Nachdem Leo ihren Brief gelesen hatte, rief er sie gleich an. Sandrine fragte vorwurfsvoll, ob er es gewesen war, der sich bei Fromentin über sie erkundigt hatte. Als Leo das entsetzt abstritt, blieb sie trotzdem reserviert und er bekam das Gefühl, sie würde ihm nicht recht glauben.

Für Leo war klar, dass Bernhard Malus den Dekan kontaktiert haben musste. Es war die einzige logische Erklärung. Mit dem Antrag, Sandrine als Gastwissenschaftlerin einzustellen, hatte Malus alle Informationen über sie bekommen, einschließlich der Kontaktadresse zur Universität in Paris.

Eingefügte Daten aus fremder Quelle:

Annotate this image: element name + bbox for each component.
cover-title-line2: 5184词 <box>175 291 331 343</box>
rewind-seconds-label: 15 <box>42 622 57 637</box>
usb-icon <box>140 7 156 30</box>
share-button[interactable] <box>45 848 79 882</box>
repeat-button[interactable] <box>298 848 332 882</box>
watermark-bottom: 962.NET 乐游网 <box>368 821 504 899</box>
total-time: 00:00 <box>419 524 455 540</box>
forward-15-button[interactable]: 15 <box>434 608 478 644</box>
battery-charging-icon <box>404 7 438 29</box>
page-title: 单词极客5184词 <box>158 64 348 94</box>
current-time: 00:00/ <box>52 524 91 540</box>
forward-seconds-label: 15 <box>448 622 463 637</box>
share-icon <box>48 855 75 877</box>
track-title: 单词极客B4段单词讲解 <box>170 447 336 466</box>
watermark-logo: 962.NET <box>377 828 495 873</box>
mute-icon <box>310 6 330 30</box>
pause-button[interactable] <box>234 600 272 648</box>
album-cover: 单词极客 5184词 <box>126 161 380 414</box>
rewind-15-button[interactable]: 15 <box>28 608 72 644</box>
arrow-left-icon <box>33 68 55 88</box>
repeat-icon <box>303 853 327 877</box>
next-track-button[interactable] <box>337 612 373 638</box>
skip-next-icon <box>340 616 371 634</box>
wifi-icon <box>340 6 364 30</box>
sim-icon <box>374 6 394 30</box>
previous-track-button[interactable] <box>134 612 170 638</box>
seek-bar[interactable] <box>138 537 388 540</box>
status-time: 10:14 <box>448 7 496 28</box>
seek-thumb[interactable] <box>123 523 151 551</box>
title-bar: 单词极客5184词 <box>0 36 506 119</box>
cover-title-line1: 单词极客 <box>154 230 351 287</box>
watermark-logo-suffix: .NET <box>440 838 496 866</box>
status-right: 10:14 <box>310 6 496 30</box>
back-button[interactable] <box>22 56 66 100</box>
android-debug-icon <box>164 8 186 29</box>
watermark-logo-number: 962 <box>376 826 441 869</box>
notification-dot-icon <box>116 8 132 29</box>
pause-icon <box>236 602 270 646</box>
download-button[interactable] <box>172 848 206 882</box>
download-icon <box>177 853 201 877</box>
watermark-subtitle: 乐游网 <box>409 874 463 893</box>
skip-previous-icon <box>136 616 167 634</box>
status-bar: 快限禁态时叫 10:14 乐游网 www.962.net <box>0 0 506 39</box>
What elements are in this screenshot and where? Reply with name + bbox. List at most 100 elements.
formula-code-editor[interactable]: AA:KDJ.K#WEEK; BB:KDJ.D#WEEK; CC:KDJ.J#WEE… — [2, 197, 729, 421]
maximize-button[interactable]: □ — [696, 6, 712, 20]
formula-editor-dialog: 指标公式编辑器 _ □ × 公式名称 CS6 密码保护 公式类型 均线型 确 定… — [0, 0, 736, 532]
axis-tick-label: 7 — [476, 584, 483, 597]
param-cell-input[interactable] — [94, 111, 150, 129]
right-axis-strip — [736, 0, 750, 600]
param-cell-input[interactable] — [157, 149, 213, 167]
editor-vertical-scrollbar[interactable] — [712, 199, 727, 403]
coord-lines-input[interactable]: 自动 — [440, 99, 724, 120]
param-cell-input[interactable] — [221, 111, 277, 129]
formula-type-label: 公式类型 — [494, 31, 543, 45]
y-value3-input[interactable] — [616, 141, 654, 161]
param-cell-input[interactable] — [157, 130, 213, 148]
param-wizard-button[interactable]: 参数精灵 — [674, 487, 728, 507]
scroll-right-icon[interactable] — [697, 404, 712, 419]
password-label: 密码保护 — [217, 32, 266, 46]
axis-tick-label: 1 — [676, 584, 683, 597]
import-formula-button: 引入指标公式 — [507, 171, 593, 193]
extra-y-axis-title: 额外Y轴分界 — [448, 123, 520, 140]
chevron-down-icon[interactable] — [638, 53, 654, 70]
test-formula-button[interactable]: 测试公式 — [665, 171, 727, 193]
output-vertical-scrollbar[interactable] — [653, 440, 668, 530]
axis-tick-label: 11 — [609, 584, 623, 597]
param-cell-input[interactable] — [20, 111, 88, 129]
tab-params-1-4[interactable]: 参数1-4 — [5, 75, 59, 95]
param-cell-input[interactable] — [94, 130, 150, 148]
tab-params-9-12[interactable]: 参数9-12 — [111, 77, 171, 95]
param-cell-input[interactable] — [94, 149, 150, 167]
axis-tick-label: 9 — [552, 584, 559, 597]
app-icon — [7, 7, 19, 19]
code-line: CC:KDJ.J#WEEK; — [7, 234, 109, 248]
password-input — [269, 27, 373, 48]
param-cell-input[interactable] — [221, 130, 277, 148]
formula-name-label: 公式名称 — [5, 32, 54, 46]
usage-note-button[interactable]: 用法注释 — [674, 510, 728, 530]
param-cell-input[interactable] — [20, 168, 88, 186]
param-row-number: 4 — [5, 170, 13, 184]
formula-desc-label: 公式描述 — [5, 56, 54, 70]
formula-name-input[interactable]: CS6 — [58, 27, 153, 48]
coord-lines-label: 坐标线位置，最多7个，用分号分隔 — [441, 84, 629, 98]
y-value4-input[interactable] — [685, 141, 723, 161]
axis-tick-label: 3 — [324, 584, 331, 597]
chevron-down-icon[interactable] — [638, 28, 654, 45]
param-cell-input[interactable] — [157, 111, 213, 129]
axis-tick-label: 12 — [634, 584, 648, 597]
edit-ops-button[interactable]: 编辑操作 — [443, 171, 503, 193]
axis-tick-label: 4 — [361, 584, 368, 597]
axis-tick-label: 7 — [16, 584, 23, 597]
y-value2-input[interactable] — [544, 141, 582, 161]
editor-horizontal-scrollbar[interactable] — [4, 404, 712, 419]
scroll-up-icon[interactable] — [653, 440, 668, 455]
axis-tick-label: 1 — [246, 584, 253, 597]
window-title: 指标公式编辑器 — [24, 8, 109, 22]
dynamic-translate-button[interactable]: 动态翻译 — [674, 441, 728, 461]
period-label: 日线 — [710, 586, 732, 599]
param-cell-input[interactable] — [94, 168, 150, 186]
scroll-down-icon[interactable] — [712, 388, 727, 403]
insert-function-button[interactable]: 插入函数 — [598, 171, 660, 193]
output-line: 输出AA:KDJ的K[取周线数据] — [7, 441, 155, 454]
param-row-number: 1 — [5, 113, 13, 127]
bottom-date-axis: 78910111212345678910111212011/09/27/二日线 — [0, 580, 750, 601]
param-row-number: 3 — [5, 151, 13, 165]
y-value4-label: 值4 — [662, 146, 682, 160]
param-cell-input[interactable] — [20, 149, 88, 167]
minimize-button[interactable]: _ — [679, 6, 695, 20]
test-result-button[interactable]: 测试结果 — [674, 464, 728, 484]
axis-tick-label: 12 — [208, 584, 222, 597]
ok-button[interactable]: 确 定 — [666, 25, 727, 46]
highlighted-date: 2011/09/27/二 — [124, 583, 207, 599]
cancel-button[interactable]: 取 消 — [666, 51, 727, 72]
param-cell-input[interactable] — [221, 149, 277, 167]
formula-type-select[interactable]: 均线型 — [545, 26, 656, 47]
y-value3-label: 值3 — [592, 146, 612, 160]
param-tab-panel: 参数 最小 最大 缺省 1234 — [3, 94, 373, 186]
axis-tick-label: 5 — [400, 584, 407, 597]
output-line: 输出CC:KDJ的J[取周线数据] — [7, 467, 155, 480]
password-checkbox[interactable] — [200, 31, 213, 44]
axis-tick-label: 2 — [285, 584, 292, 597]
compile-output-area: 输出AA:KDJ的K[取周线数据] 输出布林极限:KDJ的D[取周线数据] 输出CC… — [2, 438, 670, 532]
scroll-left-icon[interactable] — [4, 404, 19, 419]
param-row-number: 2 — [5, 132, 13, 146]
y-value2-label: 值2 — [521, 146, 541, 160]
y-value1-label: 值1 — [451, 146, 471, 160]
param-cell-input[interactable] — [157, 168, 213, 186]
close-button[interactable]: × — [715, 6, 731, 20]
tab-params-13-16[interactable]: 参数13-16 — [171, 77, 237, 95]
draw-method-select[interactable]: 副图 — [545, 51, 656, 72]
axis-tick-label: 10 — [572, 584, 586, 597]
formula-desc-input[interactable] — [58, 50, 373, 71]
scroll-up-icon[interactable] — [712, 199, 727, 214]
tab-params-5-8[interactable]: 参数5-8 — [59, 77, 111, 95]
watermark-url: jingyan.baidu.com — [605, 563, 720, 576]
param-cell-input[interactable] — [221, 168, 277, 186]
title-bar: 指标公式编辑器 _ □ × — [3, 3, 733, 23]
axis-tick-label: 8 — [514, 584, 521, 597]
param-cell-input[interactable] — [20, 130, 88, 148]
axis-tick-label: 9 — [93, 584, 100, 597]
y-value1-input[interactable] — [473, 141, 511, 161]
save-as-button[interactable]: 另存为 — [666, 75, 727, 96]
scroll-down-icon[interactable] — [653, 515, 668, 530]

Inzwischen waren acht Monate vergangen, seitdem Sandrine in Berlin gewesen war. Bei ihrer Abschlussprüfung am 20. Mai hatte Fromentin ihr keine Schwierigkeiten bereitet. Als Gesamtnote bekam sie von der Prüfungskommission jedoch nur ein Gut. Damit war ihre Chance auf null gesunken, an einer anderen Universität in Frankreich eine Stelle zu bekommen. Sandrine war überzeugt, dass ihre Note durch Fromentins Einflussnahme zustande gekommen war. Sie kannte die anderen Mitglieder der Prüfungskommission und wusste, dass diese ihr sicherlich eine Weiterbeschäftigung an dieser oder einer anderen Universität gegönnt hätten. Aber der Dekan als Leiter der Prüfungskommission hatte seinen Willen durchgesetzt.

Sandrine konnte sich denken, warum er das getan hatte. Fromentin war ihr gegenüber misstrauisch und wollte verhindern, dass sie an einer anderen Universität in Frankreich ihre Arbeiten zu Patulin wieder aufnahm. Fromentin, als ihr Doktorvater und ehemaliger Chef, wäre dann erneut damit konfrontiert gewesen. Leroy und seine Komplizen schienen Fromentin völlig in der Hand zu haben, wenn er alles tat, um das zu verhindern. Wie sie es auch immer sah, Berlin und Leo Schneider waren ihre einzige Chance, weiter in ihrem Beruf arbeiten zu können. Sie war fest entschlossen, diese auch zu nutzen.